BatchNorm with requires_grad=False and training=True in Validation

Ir1d · October 23, 2019, 6:15am

Hi,
In validation process we set model.eval() to tell BN and Dropouts that we are in val mode.
But what’s the difference if we use train mode?
In the docs it said:

During training, this layer keeps a running estimate of its computed mean and variance. The running sum is kept with a default momentum of 0.1.

During evaluation, this running mean/variance is used for normalization.

what if I set requires_grad=False for the whole model, which means that the running mean/var will not be modified.
In that case, is training mode same as validation mode?
Thanks in advance.

upd: This question came to me when using vgg16 as perceptual loss. Do we need to set vgg16 model to eval mode?
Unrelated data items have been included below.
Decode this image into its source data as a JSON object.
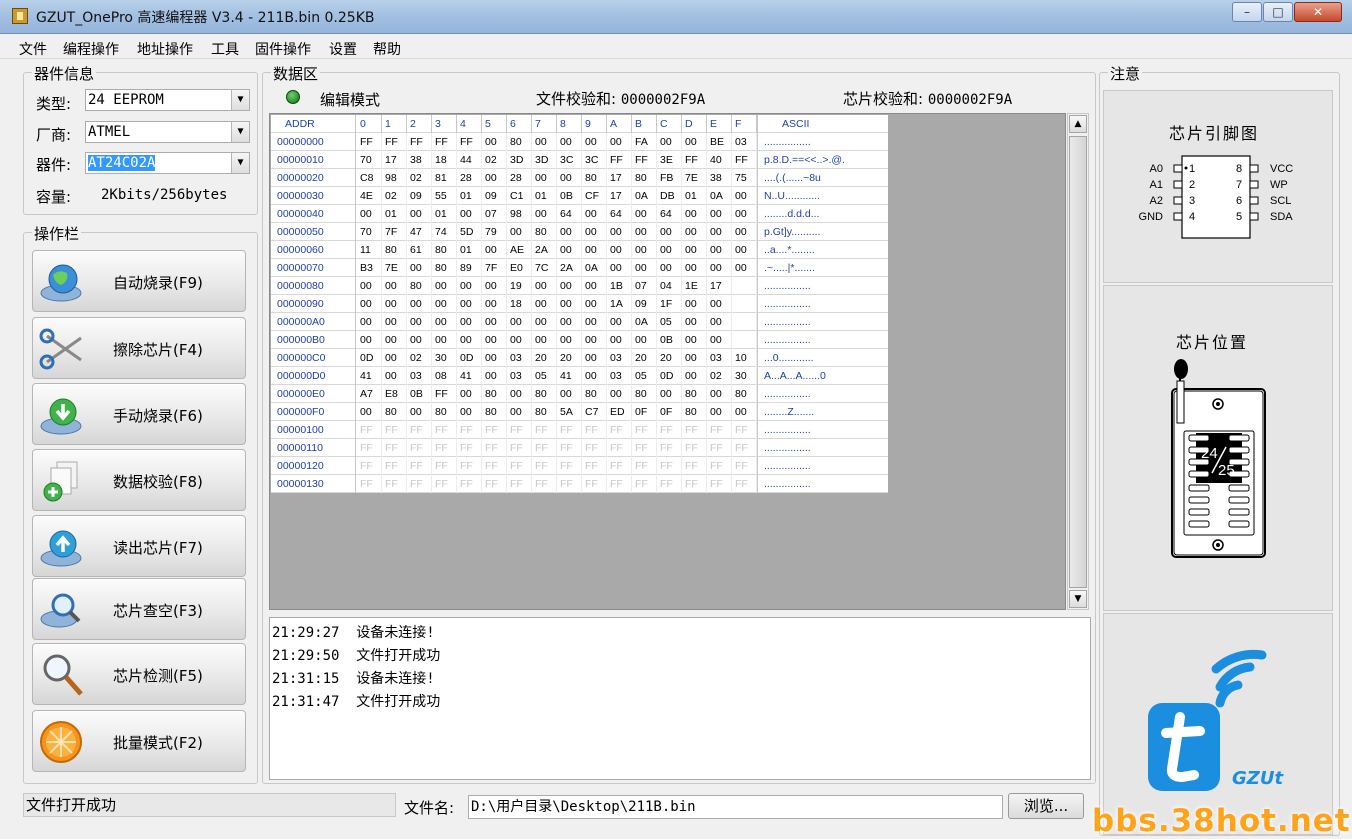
{
  "window": {
    "title": "GZUT_OnePro 高速编程器 V3.4 - 211B.bin  0.25KB",
    "minimize_label": "–",
    "maximize_label": "□",
    "close_label": "✕"
  },
  "menu": [
    "文件",
    "编程操作",
    "地址操作",
    "工具",
    "固件操作",
    "设置",
    "帮助"
  ],
  "device_info": {
    "title": "器件信息",
    "type_label": "类型:",
    "type_value": "24 EEPROM",
    "vendor_label": "厂商:",
    "vendor_value": "ATMEL",
    "device_label": "器件:",
    "device_value": "AT24C02A",
    "capacity_label": "容量:",
    "capacity_value": "2Kbits/256bytes"
  },
  "operations": {
    "title": "操作栏",
    "buttons": [
      {
        "label": "自动烧录(F9)",
        "icon": "globe-disc-icon"
      },
      {
        "label": "擦除芯片(F4)",
        "icon": "scissors-icon"
      },
      {
        "label": "手动烧录(F6)",
        "icon": "download-disc-icon"
      },
      {
        "label": "数据校验(F8)",
        "icon": "add-document-icon"
      },
      {
        "label": "读出芯片(F7)",
        "icon": "upload-disc-icon"
      },
      {
        "label": "芯片查空(F3)",
        "icon": "magnifier-disc-icon"
      },
      {
        "label": "芯片检测(F5)",
        "icon": "magnifying-glass-icon"
      },
      {
        "label": "批量模式(F2)",
        "icon": "orange-slice-icon"
      }
    ]
  },
  "data_area": {
    "title": "数据区",
    "mode_label": "编辑模式",
    "file_checksum_label": "文件校验和:",
    "file_checksum_value": "0000002F9A",
    "chip_checksum_label": "芯片校验和:",
    "chip_checksum_value": "0000002F9A",
    "header": {
      "addr": "ADDR",
      "cols": [
        "0",
        "1",
        "2",
        "3",
        "4",
        "5",
        "6",
        "7",
        "8",
        "9",
        "A",
        "B",
        "C",
        "D",
        "E",
        "F"
      ],
      "ascii": "ASCII"
    },
    "rows": [
      {
        "addr": "00000000",
        "bytes": [
          "FF",
          "FF",
          "FF",
          "FF",
          "FF",
          "00",
          "80",
          "00",
          "00",
          "00",
          "00",
          "FA",
          "00",
          "00",
          "BE",
          "03"
        ],
        "ascii": "................"
      },
      {
        "addr": "00000010",
        "bytes": [
          "70",
          "17",
          "38",
          "18",
          "44",
          "02",
          "3D",
          "3D",
          "3C",
          "3C",
          "FF",
          "FF",
          "3E",
          "FF",
          "40",
          "FF"
        ],
        "ascii": "p.8.D.==<<..>.@."
      },
      {
        "addr": "00000020",
        "bytes": [
          "C8",
          "98",
          "02",
          "81",
          "28",
          "00",
          "28",
          "00",
          "00",
          "80",
          "17",
          "80",
          "FB",
          "7E",
          "38",
          "75"
        ],
        "ascii": "....(.(......~8u"
      },
      {
        "addr": "00000030",
        "bytes": [
          "4E",
          "02",
          "09",
          "55",
          "01",
          "09",
          "C1",
          "01",
          "0B",
          "CF",
          "17",
          "0A",
          "DB",
          "01",
          "0A",
          "00"
        ],
        "ascii": "N..U............"
      },
      {
        "addr": "00000040",
        "bytes": [
          "00",
          "01",
          "00",
          "01",
          "00",
          "07",
          "98",
          "00",
          "64",
          "00",
          "64",
          "00",
          "64",
          "00",
          "00",
          "00"
        ],
        "ascii": "........d.d.d..."
      },
      {
        "addr": "00000050",
        "bytes": [
          "70",
          "7F",
          "47",
          "74",
          "5D",
          "79",
          "00",
          "80",
          "00",
          "00",
          "00",
          "00",
          "00",
          "00",
          "00",
          "00"
        ],
        "ascii": "p.Gt]y.........."
      },
      {
        "addr": "00000060",
        "bytes": [
          "11",
          "80",
          "61",
          "80",
          "01",
          "00",
          "AE",
          "2A",
          "00",
          "00",
          "00",
          "00",
          "00",
          "00",
          "00",
          "00"
        ],
        "ascii": "..a....*........"
      },
      {
        "addr": "00000070",
        "bytes": [
          "B3",
          "7E",
          "00",
          "80",
          "89",
          "7F",
          "E0",
          "7C",
          "2A",
          "0A",
          "00",
          "00",
          "00",
          "00",
          "00",
          "00"
        ],
        "ascii": ".~.....|*......."
      },
      {
        "addr": "00000080",
        "bytes": [
          "00",
          "00",
          "80",
          "00",
          "00",
          "00",
          "19",
          "00",
          "00",
          "00",
          "1B",
          "07",
          "04",
          "1E",
          "17",
          ""
        ],
        "ascii": "................"
      },
      {
        "addr": "00000090",
        "bytes": [
          "00",
          "00",
          "00",
          "00",
          "00",
          "00",
          "18",
          "00",
          "00",
          "00",
          "1A",
          "09",
          "1F",
          "00",
          "00",
          ""
        ],
        "ascii": "................"
      },
      {
        "addr": "000000A0",
        "bytes": [
          "00",
          "00",
          "00",
          "00",
          "00",
          "00",
          "00",
          "00",
          "00",
          "00",
          "00",
          "0A",
          "05",
          "00",
          "00",
          ""
        ],
        "ascii": "................"
      },
      {
        "addr": "000000B0",
        "bytes": [
          "00",
          "00",
          "00",
          "00",
          "00",
          "00",
          "00",
          "00",
          "00",
          "00",
          "00",
          "00",
          "0B",
          "00",
          "00",
          ""
        ],
        "ascii": "................"
      },
      {
        "addr": "000000C0",
        "bytes": [
          "0D",
          "00",
          "02",
          "30",
          "0D",
          "00",
          "03",
          "20",
          "20",
          "00",
          "03",
          "20",
          "20",
          "00",
          "03",
          "10"
        ],
        "ascii": "...0............"
      },
      {
        "addr": "000000D0",
        "bytes": [
          "41",
          "00",
          "03",
          "08",
          "41",
          "00",
          "03",
          "05",
          "41",
          "00",
          "03",
          "05",
          "0D",
          "00",
          "02",
          "30"
        ],
        "ascii": "A...A...A......0"
      },
      {
        "addr": "000000E0",
        "bytes": [
          "A7",
          "E8",
          "0B",
          "FF",
          "00",
          "80",
          "00",
          "80",
          "00",
          "80",
          "00",
          "80",
          "00",
          "80",
          "00",
          "80"
        ],
        "ascii": "................"
      },
      {
        "addr": "000000F0",
        "bytes": [
          "00",
          "80",
          "00",
          "80",
          "00",
          "80",
          "00",
          "80",
          "5A",
          "C7",
          "ED",
          "0F",
          "0F",
          "80",
          "00",
          "00"
        ],
        "ascii": "........Z......."
      },
      {
        "addr": "00000100",
        "bytes": [
          "FF",
          "FF",
          "FF",
          "FF",
          "FF",
          "FF",
          "FF",
          "FF",
          "FF",
          "FF",
          "FF",
          "FF",
          "FF",
          "FF",
          "FF",
          "FF"
        ],
        "ascii": "................",
        "dim": true
      },
      {
        "addr": "00000110",
        "bytes": [
          "FF",
          "FF",
          "FF",
          "FF",
          "FF",
          "FF",
          "FF",
          "FF",
          "FF",
          "FF",
          "FF",
          "FF",
          "FF",
          "FF",
          "FF",
          "FF"
        ],
        "ascii": "................",
        "dim": true
      },
      {
        "addr": "00000120",
        "bytes": [
          "FF",
          "FF",
          "FF",
          "FF",
          "FF",
          "FF",
          "FF",
          "FF",
          "FF",
          "FF",
          "FF",
          "FF",
          "FF",
          "FF",
          "FF",
          "FF"
        ],
        "ascii": "................",
        "dim": true
      },
      {
        "addr": "00000130",
        "bytes": [
          "FF",
          "FF",
          "FF",
          "FF",
          "FF",
          "FF",
          "FF",
          "FF",
          "FF",
          "FF",
          "FF",
          "FF",
          "FF",
          "FF",
          "FF",
          "FF"
        ],
        "ascii": "................",
        "dim": true
      }
    ]
  },
  "log": [
    {
      "time": "21:29:27",
      "msg": "设备未连接!"
    },
    {
      "time": "21:29:50",
      "msg": "文件打开成功"
    },
    {
      "time": "21:31:15",
      "msg": "设备未连接!"
    },
    {
      "time": "21:31:47",
      "msg": "文件打开成功"
    }
  ],
  "notes": {
    "title": "注意",
    "pin_diagram_title": "芯片引脚图",
    "pins_left": [
      {
        "name": "A0",
        "num": "1"
      },
      {
        "name": "A1",
        "num": "2"
      },
      {
        "name": "A2",
        "num": "3"
      },
      {
        "name": "GND",
        "num": "4"
      }
    ],
    "pins_right": [
      {
        "name": "VCC",
        "num": "8"
      },
      {
        "name": "WP",
        "num": "7"
      },
      {
        "name": "SCL",
        "num": "6"
      },
      {
        "name": "SDA",
        "num": "5"
      }
    ],
    "chip_position_title": "芯片位置",
    "chip_label_top": "24",
    "chip_label_bottom": "25",
    "brand": "GZUt"
  },
  "statusbar": {
    "status_text": "文件打开成功",
    "filename_label": "文件名:",
    "filename_value": "D:\\用户目录\\Desktop\\211B.bin",
    "browse_label": "浏览..."
  },
  "watermark": "bbs.38hot.net",
  "colors": {
    "hex_address": "#1f3fa8",
    "selection": "#3399ff",
    "brand_blue": "#1c8ee0",
    "watermark": "#ffa31a",
    "led_green": "#1f9e24"
  }
}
ptrblck · October 23, 2019, 10:28am

requires_grad does not change the train/eval mode, but will avoid calculating the gradients for the affine parameters (weight and bias).
bn.train() and bn.eval() will change the usage of the running stats (running_mean and running_var).

Ir1d · October 23, 2019, 10:30am

the running mean/var are parameters, right?
If requires_grad is set to False, the params shouldn’t be changed. Does that mean when requires_grad=False, the running stats will not be changed, so .train() and .eval() are the same?

ptrblck · October 23, 2019, 10:31am

No, running_mean and running_var are buffers and thus do not require gradients, but will be updated (in train mode) using the current batch statistics and the momentum.